Ülkemizde kadına yönelik şiddet olayları bir türlü önlenemiyor. Son olarak, Sinem isimli bir kadının eski eşi tarafından 7 yerinden bıçaklanması, kamuoyunun tepkisini topladı. Bu olayın ardından ortaya çıkan "iyi hal indirimi" konusu, kadına şiddetle mücadelede ne derece etkili olduğuna dair tartışmalara yol açtı. Sinem, yaşadığı korkunç saldırı sonrası hem fiziksel hem de psikolojik olarak büyük bir travma yaşarken, bu durumun faillerini koruma amaçlı indirimler alması durumunda kadınların haklarının ne denli göz ardı edildiği konusunda endişeleri artırdı.
Karaköy'de meydana gelen saldırıda, Sinem’in eski eşi, boşandığı kadını bıçaklayarak ağır yaraladı. Yapılan ilk müdahalelerle hastaneye kaldırılan Sinem, yaşam mücadelesi verirken, saldırganın tutuklanması sadece bir zaman meselesi oldu. Ancak olay sonrası yaşanan gelişmeler, kamuoyunun daha önceki kadın cinayetleri ve şiddet olaylarına dair duyduğu endişeleri bir kez daha gün yüzüne çıkardı. Katil, öfke ve kıskançlıktan kaynaklanan bu saldırısı nedeniyle mahkemeye çıkarıldığında, karara bağlanacak olan 'iyi hal indirimi' tartışmaları yeniden ısıtıldı. Bu durum, kadına yönelik şiddet suçlarındaki cezasızlık algısını pekiştirirken, adalet sisteminin kadınları koruyup koruyamayacağına dair soruları da beraberinde getirdi.

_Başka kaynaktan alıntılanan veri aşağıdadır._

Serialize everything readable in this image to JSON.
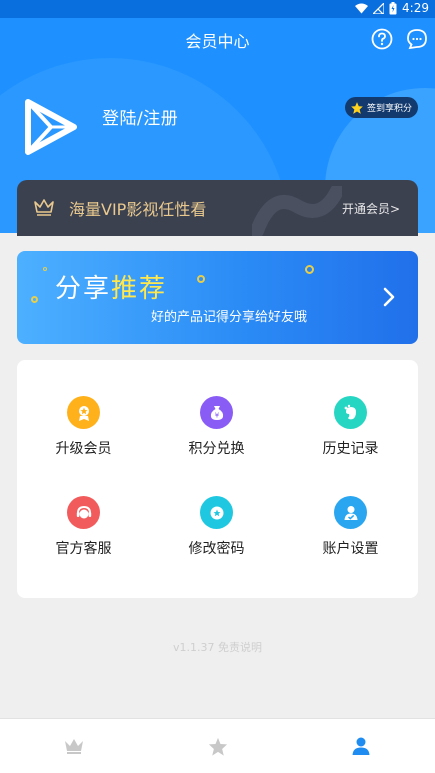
{
  "status_bar": {
    "time": "4:29"
  },
  "header": {
    "title": "会员中心"
  },
  "profile": {
    "login_text": "登陆/注册",
    "checkin_label": "签到享积分"
  },
  "vip": {
    "text": "海量VIP影视任性看",
    "button": "开通会员>"
  },
  "banner": {
    "title_white": "分享",
    "title_yellow": "推荐",
    "subtitle": "好的产品记得分享给好友哦"
  },
  "grid": {
    "items": [
      {
        "label": "升级会员",
        "icon": "upgrade-icon",
        "color": "#ffb11b"
      },
      {
        "label": "积分兑换",
        "icon": "points-icon",
        "color": "#8a5cf6"
      },
      {
        "label": "历史记录",
        "icon": "history-icon",
        "color": "#26d6c3"
      },
      {
        "label": "官方客服",
        "icon": "service-icon",
        "color": "#f25b5b"
      },
      {
        "label": "修改密码",
        "icon": "password-icon",
        "color": "#1fc8e0"
      },
      {
        "label": "账户设置",
        "icon": "account-icon",
        "color": "#2aa6f0"
      }
    ]
  },
  "footer": {
    "version": "v1.1.37 免责说明"
  },
  "tabbar": {
    "tabs": [
      {
        "icon": "crown-icon",
        "active": false
      },
      {
        "icon": "star-icon",
        "active": false
      },
      {
        "icon": "user-icon",
        "active": true
      }
    ]
  },
  "colors": {
    "primary": "#1e90ff",
    "active_tab": "#1e8cf0",
    "inactive_tab": "#c8c8c8",
    "vip_gold": "#e9c98e"
  }
}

Türk Ceza Kanunu’nda, bazı durumlarda sanığa mahkeme tarafından "iyi hal" indirimlerinin uygulanabilmesi mümkün. Bu indirim, özellikle çıkmaza giren durumlarda sanığın önceki yaşam tarzı, suçun işlendiği ehe görünüm gibi kriterlere dayanarak uygulanan bir uygulama. Ancak, kadına yönelik şiddet davalarında bu indirimin verilmesi, toplumda büyük bir infiale sebep oluyor. Olayın ardından sosyal medyada yükselen 'iyi hal indirimi' itirazları, birçok kadın örgütü ve insan hakları savunucuları tarafından da destekleniyor. Adalet sisteminin bir bıçakla 7 yerinden yaralanan bir kadının yanında değil, failinin yanı olmasını sorgulamak, günümüzde her zamankinden daha önemli hale gelmiş durumda.

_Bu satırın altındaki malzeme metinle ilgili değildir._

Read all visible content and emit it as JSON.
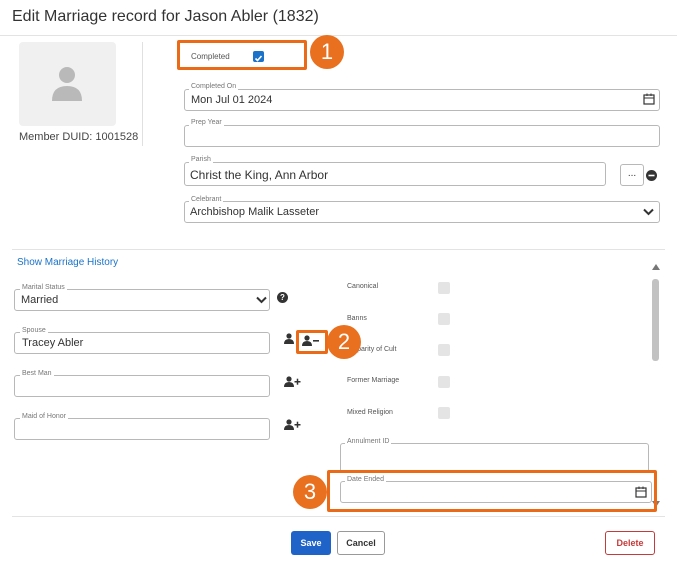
{
  "dialog": {
    "title": "Edit Marriage record for Jason Abler (1832)"
  },
  "member": {
    "duid": "Member DUID: 1001528"
  },
  "completed": {
    "label": "Completed"
  },
  "completed_on": {
    "label": "Completed On",
    "value": "Mon Jul 01 2024"
  },
  "prep_year": {
    "label": "Prep Year",
    "value": ""
  },
  "parish": {
    "label": "Parish",
    "value": "Christ the King, Ann Arbor",
    "browse": "..."
  },
  "celebrant": {
    "label": "Celebrant",
    "value": "Archbishop Malik Lasseter"
  },
  "history_link": "Show Marriage History",
  "marital_status": {
    "label": "Marital Status",
    "value": "Married"
  },
  "spouse": {
    "label": "Spouse",
    "value": "Tracey Abler"
  },
  "best_man": {
    "label": "Best Man",
    "value": ""
  },
  "maid_of_honor": {
    "label": "Maid of Honor",
    "value": ""
  },
  "checks": [
    "Canonical",
    "Banns",
    "Disparity of Cult",
    "Former Marriage",
    "Mixed Religion"
  ],
  "annulment_id": {
    "label": "Annulment ID"
  },
  "date_ended": {
    "label": "Date Ended"
  },
  "buttons": {
    "save": "Save",
    "cancel": "Cancel",
    "delete": "Delete"
  },
  "callouts": [
    "1",
    "2",
    "3"
  ],
  "colors": {
    "accent": "#1a73c9",
    "callout": "#ea6a17",
    "delete": "#c53a3a"
  }
}
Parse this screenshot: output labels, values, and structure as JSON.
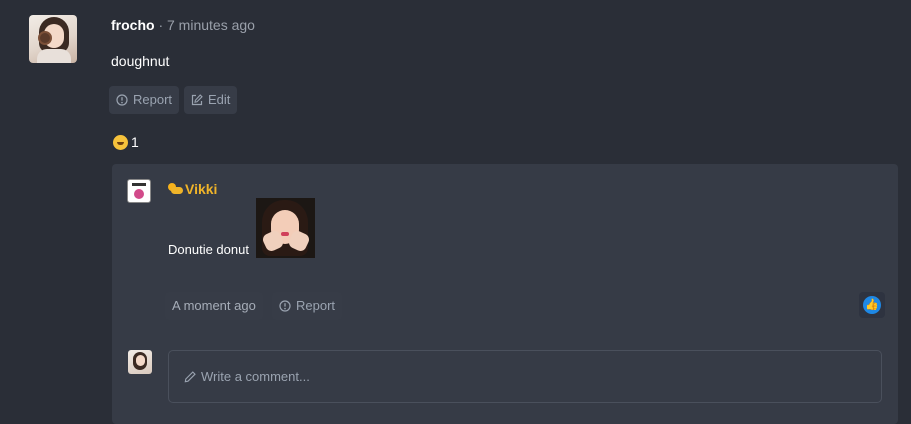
{
  "comment": {
    "author": "frocho",
    "meta": " · 7 minutes ago",
    "body": "doughnut",
    "report_label": "Report",
    "edit_label": "Edit",
    "reaction_icon": "laughing-emoji-icon",
    "reaction_count": "1"
  },
  "reply": {
    "author_badge_icon": "sun-behind-cloud-icon",
    "author": "Vikki",
    "body": "Donutie donut",
    "time_label": "A moment ago",
    "report_label": "Report",
    "like_icon": "thumbs-up-icon"
  },
  "composer": {
    "placeholder": "Write a comment..."
  },
  "colors": {
    "background": "#2a2e37",
    "panel": "#363b46",
    "accent_name": "#f0b429",
    "like": "#1e88e5"
  }
}
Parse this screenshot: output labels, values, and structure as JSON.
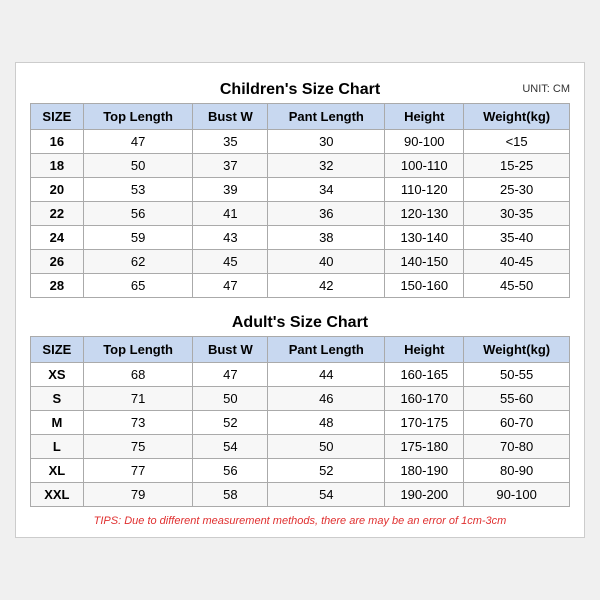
{
  "children": {
    "title": "Children's Size Chart",
    "unit": "UNIT: CM",
    "headers": [
      "SIZE",
      "Top Length",
      "Bust W",
      "Pant Length",
      "Height",
      "Weight(kg)"
    ],
    "rows": [
      [
        "16",
        "47",
        "35",
        "30",
        "90-100",
        "<15"
      ],
      [
        "18",
        "50",
        "37",
        "32",
        "100-110",
        "15-25"
      ],
      [
        "20",
        "53",
        "39",
        "34",
        "110-120",
        "25-30"
      ],
      [
        "22",
        "56",
        "41",
        "36",
        "120-130",
        "30-35"
      ],
      [
        "24",
        "59",
        "43",
        "38",
        "130-140",
        "35-40"
      ],
      [
        "26",
        "62",
        "45",
        "40",
        "140-150",
        "40-45"
      ],
      [
        "28",
        "65",
        "47",
        "42",
        "150-160",
        "45-50"
      ]
    ]
  },
  "adults": {
    "title": "Adult's Size Chart",
    "headers": [
      "SIZE",
      "Top Length",
      "Bust W",
      "Pant Length",
      "Height",
      "Weight(kg)"
    ],
    "rows": [
      [
        "XS",
        "68",
        "47",
        "44",
        "160-165",
        "50-55"
      ],
      [
        "S",
        "71",
        "50",
        "46",
        "160-170",
        "55-60"
      ],
      [
        "M",
        "73",
        "52",
        "48",
        "170-175",
        "60-70"
      ],
      [
        "L",
        "75",
        "54",
        "50",
        "175-180",
        "70-80"
      ],
      [
        "XL",
        "77",
        "56",
        "52",
        "180-190",
        "80-90"
      ],
      [
        "XXL",
        "79",
        "58",
        "54",
        "190-200",
        "90-100"
      ]
    ]
  },
  "tips": "TIPS: Due to different measurement methods, there are may be an error of 1cm-3cm"
}
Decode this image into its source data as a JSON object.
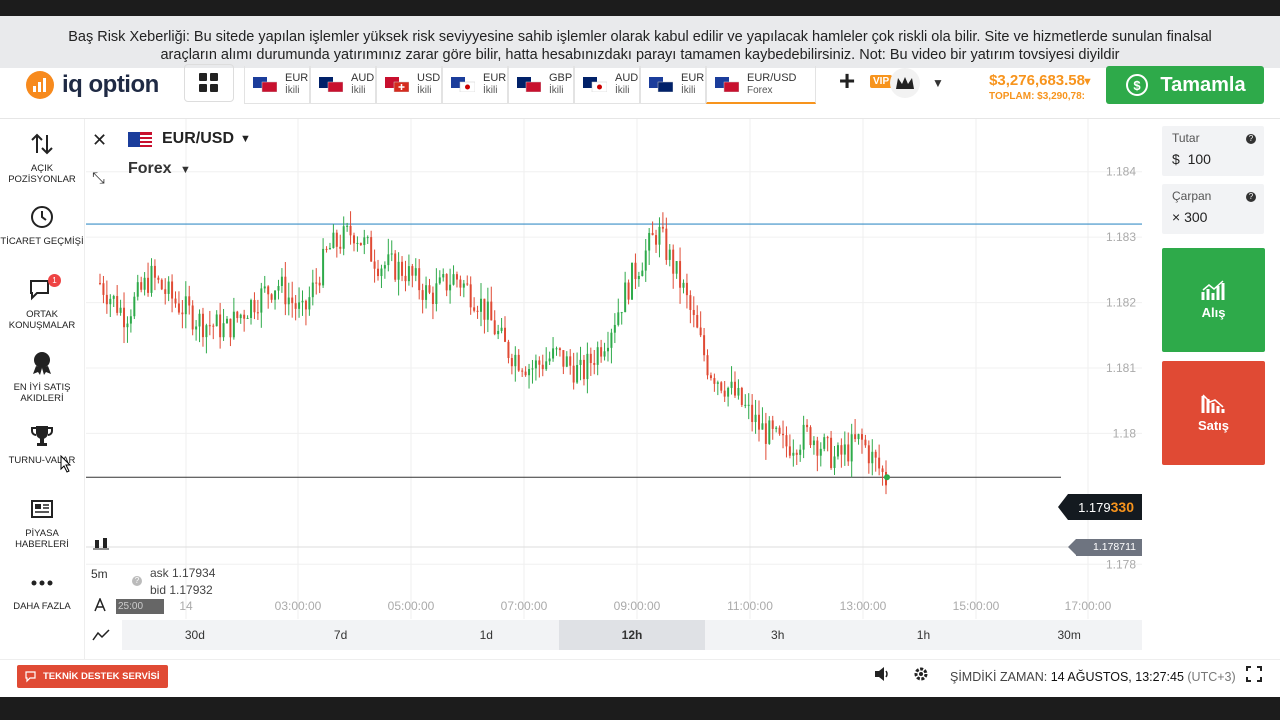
{
  "risk_warning": {
    "line1": "Baş Risk Xeberliği:  Bu sitede yapılan işlemler yüksek risk seviyyesine sahib işlemler olarak kabul edilir ve yapılacak hamleler çok riskli ola bilir. Site ve hizmetlerde sunulan finalsal",
    "line2": "araçların alımı durumunda yatırımınız zarar göre bilir, hatta hesabınızdakı parayı tamamen kaybedebilirsiniz. Not: Bu video bir yatırım tovsiyesi diyildir"
  },
  "header": {
    "logo_text": "iq option",
    "tabs": [
      {
        "name": "EUR",
        "type": "İkili",
        "flag": "eu-us"
      },
      {
        "name": "AUD",
        "type": "İkili",
        "flag": "au-us"
      },
      {
        "name": "USD",
        "type": "İkili",
        "flag": "us-ch"
      },
      {
        "name": "EUR",
        "type": "İkili",
        "flag": "eu-jp"
      },
      {
        "name": "GBP",
        "type": "İkili",
        "flag": "gb-us"
      },
      {
        "name": "AUD",
        "type": "İkili",
        "flag": "au-jp"
      },
      {
        "name": "EUR",
        "type": "İkili",
        "flag": "eu-au"
      },
      {
        "name": "EUR/USD",
        "type": "Forex",
        "flag": "eu-us",
        "active": true
      }
    ],
    "vip_label": "VIP",
    "balance": "$3,276,683.58",
    "total": "TOPLAM: $3,290,78:",
    "deposit_label": "Tamamla"
  },
  "sidebar": {
    "items": [
      {
        "label": "AÇIK POZİSYONLAR"
      },
      {
        "label": "TİCARET GEÇMİŞİ"
      },
      {
        "label": "ORTAK KONUŞMALAR",
        "badge": "1"
      },
      {
        "label": "EN İYİ SATIŞ AKIDLERİ"
      },
      {
        "label": "TURNU-VALAR"
      },
      {
        "label": "PİYASA HABERLERİ"
      },
      {
        "label": "DAHA FAZLA"
      }
    ]
  },
  "chart": {
    "pair": "EUR/USD",
    "instrument_type": "Forex",
    "current_price_prefix": "1.179",
    "current_price_suffix": "330",
    "secondary_price": "1.178711",
    "timeframe": "5m",
    "ask": "ask 1.17934",
    "bid": "bid 1.17932",
    "timer": "25:00",
    "periods": [
      "30d",
      "7d",
      "1d",
      "12h",
      "3h",
      "1h",
      "30m"
    ],
    "selected_period": "12h",
    "colors": {
      "up": "#2eaa4a",
      "down": "#e04a34",
      "resistance": "#3a8fc7"
    }
  },
  "chart_data": {
    "type": "candlestick",
    "y_ticks": [
      "1.184",
      "1.183",
      "1.182",
      "1.181",
      "1.18",
      "1.178"
    ],
    "x_ticks": [
      "14",
      "03:00:00",
      "05:00:00",
      "07:00:00",
      "09:00:00",
      "11:00:00",
      "13:00:00",
      "15:00:00",
      "17:00:00"
    ],
    "resistance_level": 1.1832,
    "current_price": 1.17933,
    "close_path": [
      1.1823,
      1.1818,
      1.1824,
      1.182,
      1.1817,
      1.1816,
      1.182,
      1.1823,
      1.1818,
      1.1828,
      1.1831,
      1.1826,
      1.1825,
      1.1821,
      1.1824,
      1.182,
      1.1813,
      1.181,
      1.1812,
      1.1809,
      1.1815,
      1.1824,
      1.1831,
      1.1822,
      1.181,
      1.1806,
      1.1801,
      1.1798,
      1.18,
      1.1796,
      1.1799,
      1.1793
    ]
  },
  "trade": {
    "amount_label": "Tutar",
    "amount_currency": "$",
    "amount_value": "100",
    "multiplier_label": "Çarpan",
    "multiplier_value": "× 300",
    "buy_label": "Alış",
    "sell_label": "Satış"
  },
  "footer": {
    "support_label": "TEKNİK DESTEK SERVİSİ",
    "now_label": "ŞİMDİKİ ZAMAN:",
    "now_value": "14 AĞUSTOS, 13:27:45",
    "tz": "(UTC+3)"
  }
}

Bu olayda, Sinem’in yaşadığı travmanın etkileri beklenenden daha derin ve yıkıcı olabilir. Toplum olarak benzer durumlarda yeterli tepkiyi hazırlayamamak, kadınların daha fazla tehlikeyle karşılaşmasına sebep oluyor. Yaşanan bu çirkin olayda, sıkça gündeme gelen 'iyi hal indirimleri', özellikle de çocuk, yaşlı veya kadınların en zayıf pozisyonlarda bırakıldığı konularda, adaletin gerçek ve doğru bir biçimde sağlanmadığını gösteriyor. Dolayısıyla, 'Sinem davası' sosyal ve hukuksal anlamda önemli bir dönemeç haline geldi. Kadına şiddetle mücadele edenlerin sesini çıkarttığı bu günlerde, toplumun her kesiminin sesi olması gereken bu noktada dikkatli olunmalı ve karar süreçleri izlenmelidir.
Özetle, karaköy’de meydana gelen Sinem’in acımasızca bıçaklanma olayı, sadece bir bireyin hayatını değil, tüm kadınların güvenliğini tehdit eden bir durum olarak öne çıkıyor. Yapılan her türlü hukuki düzenleme ve almaya çalıştıkları haklar, geçmişte yaşanan olaylarla birlikte giderek daha fazla sorgulanır hale geliyor. Kadına yönelik şiddetle mücadelede başarı sağlamak adına toplumsal Şiddetle mücadeleyi sürdürenlerin, yaptırımları uygulamak üzere harekete geçmeleri ve bir daha böyle bir olayla karşılaşıldığında benzer hataların yapıldığına dair inancın kırılmasını hedeflemek gerekiyor. Bu cürüm karşısında adaletin yerini bulup bulmayacağı, yalnızca Sinem’in değil, ülkedeki tüm bireylerin güvenliği açısından oldukça önemli bir konu olarak öne çıkıyor.